If people decide who you are before you do—and they say it enough, believe it enough, and treat you like its true—you start to internalise it. It’s called introjection. I think people pin narratives onto you until it pierces your skin and sticks in your flesh. You start wearing shoes you never picked out, but eventually mould to your feet. They feel earned even if they were never your style.

And if the perception is strong enough… if people clap for the version of your they prefer, you start to perform it. Not because you want to but because you think that’s what acceptable or admirable or palatable. Rationally, you’re just in a bad season. Or having a hard day. But when everyone around you decides that your season is your identity, it gets harder to remember who you were before it. 

And so the “reset” you thought would start something new actually loops you back around. You realise its not about becoming someone else, its about recovering who you were before perception took over. I think the person I’m trying to become already exists. Not outside—but inside. 

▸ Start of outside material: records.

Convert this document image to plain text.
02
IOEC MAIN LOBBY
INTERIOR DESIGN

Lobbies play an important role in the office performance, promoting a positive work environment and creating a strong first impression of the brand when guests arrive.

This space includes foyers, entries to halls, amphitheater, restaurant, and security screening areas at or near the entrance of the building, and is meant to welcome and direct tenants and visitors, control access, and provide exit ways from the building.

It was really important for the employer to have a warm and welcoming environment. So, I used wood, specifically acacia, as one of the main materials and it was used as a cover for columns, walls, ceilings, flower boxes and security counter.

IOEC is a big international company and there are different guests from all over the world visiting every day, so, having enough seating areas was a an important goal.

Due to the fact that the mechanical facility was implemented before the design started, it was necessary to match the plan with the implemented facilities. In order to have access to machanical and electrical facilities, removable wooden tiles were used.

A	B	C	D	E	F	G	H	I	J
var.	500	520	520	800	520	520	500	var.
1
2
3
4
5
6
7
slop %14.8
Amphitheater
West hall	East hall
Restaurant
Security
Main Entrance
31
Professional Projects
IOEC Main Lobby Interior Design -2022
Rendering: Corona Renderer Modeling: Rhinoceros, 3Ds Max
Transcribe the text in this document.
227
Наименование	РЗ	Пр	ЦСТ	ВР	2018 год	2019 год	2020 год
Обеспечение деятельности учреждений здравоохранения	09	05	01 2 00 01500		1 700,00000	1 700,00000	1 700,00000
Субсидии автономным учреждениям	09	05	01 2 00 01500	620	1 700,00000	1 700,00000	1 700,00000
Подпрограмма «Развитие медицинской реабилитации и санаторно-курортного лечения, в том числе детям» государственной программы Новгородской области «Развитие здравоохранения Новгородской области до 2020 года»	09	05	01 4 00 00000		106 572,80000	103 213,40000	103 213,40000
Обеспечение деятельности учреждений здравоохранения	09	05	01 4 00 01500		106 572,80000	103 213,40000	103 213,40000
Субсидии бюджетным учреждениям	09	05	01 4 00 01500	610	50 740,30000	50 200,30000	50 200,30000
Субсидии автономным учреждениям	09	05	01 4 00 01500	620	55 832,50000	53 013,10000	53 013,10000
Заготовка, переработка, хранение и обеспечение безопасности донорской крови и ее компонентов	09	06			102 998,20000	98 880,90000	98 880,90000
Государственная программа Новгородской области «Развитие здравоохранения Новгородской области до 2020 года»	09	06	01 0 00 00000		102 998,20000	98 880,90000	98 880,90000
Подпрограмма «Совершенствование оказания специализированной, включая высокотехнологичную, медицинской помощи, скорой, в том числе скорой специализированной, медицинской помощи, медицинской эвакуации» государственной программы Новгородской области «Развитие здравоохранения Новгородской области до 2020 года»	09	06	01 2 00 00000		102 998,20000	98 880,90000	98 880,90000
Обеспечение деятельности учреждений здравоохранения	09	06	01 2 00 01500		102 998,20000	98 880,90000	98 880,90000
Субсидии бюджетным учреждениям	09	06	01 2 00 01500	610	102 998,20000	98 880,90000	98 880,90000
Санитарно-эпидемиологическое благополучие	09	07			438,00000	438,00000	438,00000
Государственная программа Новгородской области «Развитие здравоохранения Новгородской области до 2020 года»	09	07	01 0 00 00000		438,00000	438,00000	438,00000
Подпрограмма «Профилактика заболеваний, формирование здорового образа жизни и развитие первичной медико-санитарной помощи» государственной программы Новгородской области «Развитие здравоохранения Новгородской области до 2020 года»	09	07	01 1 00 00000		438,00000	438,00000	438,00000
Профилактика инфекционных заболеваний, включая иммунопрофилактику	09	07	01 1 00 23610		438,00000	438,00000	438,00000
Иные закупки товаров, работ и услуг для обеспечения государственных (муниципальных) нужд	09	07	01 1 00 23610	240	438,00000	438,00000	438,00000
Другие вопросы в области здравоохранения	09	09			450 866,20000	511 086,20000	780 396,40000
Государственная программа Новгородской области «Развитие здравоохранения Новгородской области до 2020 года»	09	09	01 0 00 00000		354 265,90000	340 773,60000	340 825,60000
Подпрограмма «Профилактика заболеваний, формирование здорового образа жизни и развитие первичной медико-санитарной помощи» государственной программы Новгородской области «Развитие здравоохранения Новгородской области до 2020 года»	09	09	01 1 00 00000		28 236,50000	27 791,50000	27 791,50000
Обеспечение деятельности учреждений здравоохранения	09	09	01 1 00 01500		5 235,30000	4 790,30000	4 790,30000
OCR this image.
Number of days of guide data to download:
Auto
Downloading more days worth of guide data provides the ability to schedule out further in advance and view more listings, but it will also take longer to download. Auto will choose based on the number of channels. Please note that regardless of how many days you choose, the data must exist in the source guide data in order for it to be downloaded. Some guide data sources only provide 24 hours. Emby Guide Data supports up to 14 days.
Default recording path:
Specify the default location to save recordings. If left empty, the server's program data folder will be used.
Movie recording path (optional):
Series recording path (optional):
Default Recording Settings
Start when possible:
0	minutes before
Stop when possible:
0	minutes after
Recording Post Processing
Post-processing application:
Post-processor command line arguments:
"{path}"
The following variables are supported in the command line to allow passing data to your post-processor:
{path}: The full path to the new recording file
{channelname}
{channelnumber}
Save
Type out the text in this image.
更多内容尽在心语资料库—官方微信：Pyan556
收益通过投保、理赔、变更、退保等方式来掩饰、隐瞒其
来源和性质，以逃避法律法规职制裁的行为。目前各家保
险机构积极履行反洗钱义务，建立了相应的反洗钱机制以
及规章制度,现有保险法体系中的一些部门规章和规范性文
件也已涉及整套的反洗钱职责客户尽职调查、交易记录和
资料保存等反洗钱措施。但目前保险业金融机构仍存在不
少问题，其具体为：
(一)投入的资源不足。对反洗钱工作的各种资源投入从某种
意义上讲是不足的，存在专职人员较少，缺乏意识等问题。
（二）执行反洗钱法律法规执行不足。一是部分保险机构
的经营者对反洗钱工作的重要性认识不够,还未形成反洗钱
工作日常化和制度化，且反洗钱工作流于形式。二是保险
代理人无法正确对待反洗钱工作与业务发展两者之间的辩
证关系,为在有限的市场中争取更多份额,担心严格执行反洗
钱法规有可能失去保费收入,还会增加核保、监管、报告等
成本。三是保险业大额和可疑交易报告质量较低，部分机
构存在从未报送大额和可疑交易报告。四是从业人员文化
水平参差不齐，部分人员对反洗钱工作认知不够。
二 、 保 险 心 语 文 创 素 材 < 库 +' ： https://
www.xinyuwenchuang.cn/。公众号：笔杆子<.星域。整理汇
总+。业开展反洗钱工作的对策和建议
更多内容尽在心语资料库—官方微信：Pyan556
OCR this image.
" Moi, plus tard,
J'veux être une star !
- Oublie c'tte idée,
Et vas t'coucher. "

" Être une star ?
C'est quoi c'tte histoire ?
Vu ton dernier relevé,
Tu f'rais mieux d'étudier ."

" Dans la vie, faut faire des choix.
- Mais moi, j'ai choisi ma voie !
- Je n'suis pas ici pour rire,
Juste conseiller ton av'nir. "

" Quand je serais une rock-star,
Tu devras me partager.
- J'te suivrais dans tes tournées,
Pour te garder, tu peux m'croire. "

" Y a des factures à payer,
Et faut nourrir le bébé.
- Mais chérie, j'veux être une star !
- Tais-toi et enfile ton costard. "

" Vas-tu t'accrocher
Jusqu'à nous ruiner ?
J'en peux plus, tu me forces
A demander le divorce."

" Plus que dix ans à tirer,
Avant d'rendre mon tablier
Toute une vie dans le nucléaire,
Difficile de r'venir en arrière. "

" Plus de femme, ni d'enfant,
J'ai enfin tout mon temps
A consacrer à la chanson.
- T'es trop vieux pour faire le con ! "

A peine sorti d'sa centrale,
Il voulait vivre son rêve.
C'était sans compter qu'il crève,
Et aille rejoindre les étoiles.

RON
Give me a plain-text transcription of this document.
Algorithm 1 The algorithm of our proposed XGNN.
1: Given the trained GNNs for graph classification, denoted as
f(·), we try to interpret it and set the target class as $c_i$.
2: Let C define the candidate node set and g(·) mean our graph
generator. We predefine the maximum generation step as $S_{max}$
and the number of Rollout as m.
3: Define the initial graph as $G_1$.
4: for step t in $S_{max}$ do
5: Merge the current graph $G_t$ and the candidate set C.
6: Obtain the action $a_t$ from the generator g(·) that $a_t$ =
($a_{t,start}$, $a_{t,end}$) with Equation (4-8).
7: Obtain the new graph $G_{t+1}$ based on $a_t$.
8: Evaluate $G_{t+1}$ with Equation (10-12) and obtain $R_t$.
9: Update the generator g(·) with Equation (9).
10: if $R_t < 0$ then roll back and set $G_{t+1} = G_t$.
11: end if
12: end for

An internal chase is a lot harder than an external one. Because its trying to remember and uncover things that don’t need to be invented or created. So this reset isn’t about doing things differently. It’s about feeling them differently. It’s about unravelling what’s always been there.

The quiet tension 

At the beginning of the semester my lecturer said,“the best anthropologist is a 4-year-old.”

He repeated this so many times I’m starting to think I’ll be competing with a toddler in the job market.

He said that it’s because they constantly (and annoyingly) always ask why. They’re curious. And I must’ve not aged in 15 years, because I, too want to know. And I also want to try things without shame. Maybe becoming something I’ve never been isn’t about erasure—but about curiosity. 

Curiosity is probably one of my biggest strengths. But it’s also the thing thats killed the cat. And if the cat has 9 lives, I’ve definitely used up a few. But who wants to die? The goal is to stay alive. To keep going. So if I’ve “died” a few times already, it must mean I don’t have all the answers yet. If I did, I wouldn’t need to start over. Which is why curiosity isn’t all about knowing, its about choosing to try.

So maybe thats the quiet tension. The space between who I’ve been and who I could be isn’t made of grand gestures or big reinventions. It’s made of questions. Tilting my head to the side and asking, “what if I tried something different?” Not because I hate who I am now. But because I’m curious about who else I could be. 

Curiosity doesn’t demand a new self, It simply asks if there’s more. And the more I ask, the more I realise how much I’ve already had. How much of becoming is actually about returning. With better eyes, softer hands and a steadier breath.

So maybe becoming someone you’ve never been… isn’t quite accurate. Because if the desire is already in you, then maybe you have been there before. Not in full form—but in feeling. In fragments. Becoming is just remembering the parts you’ve silenced, buried, or forgotten.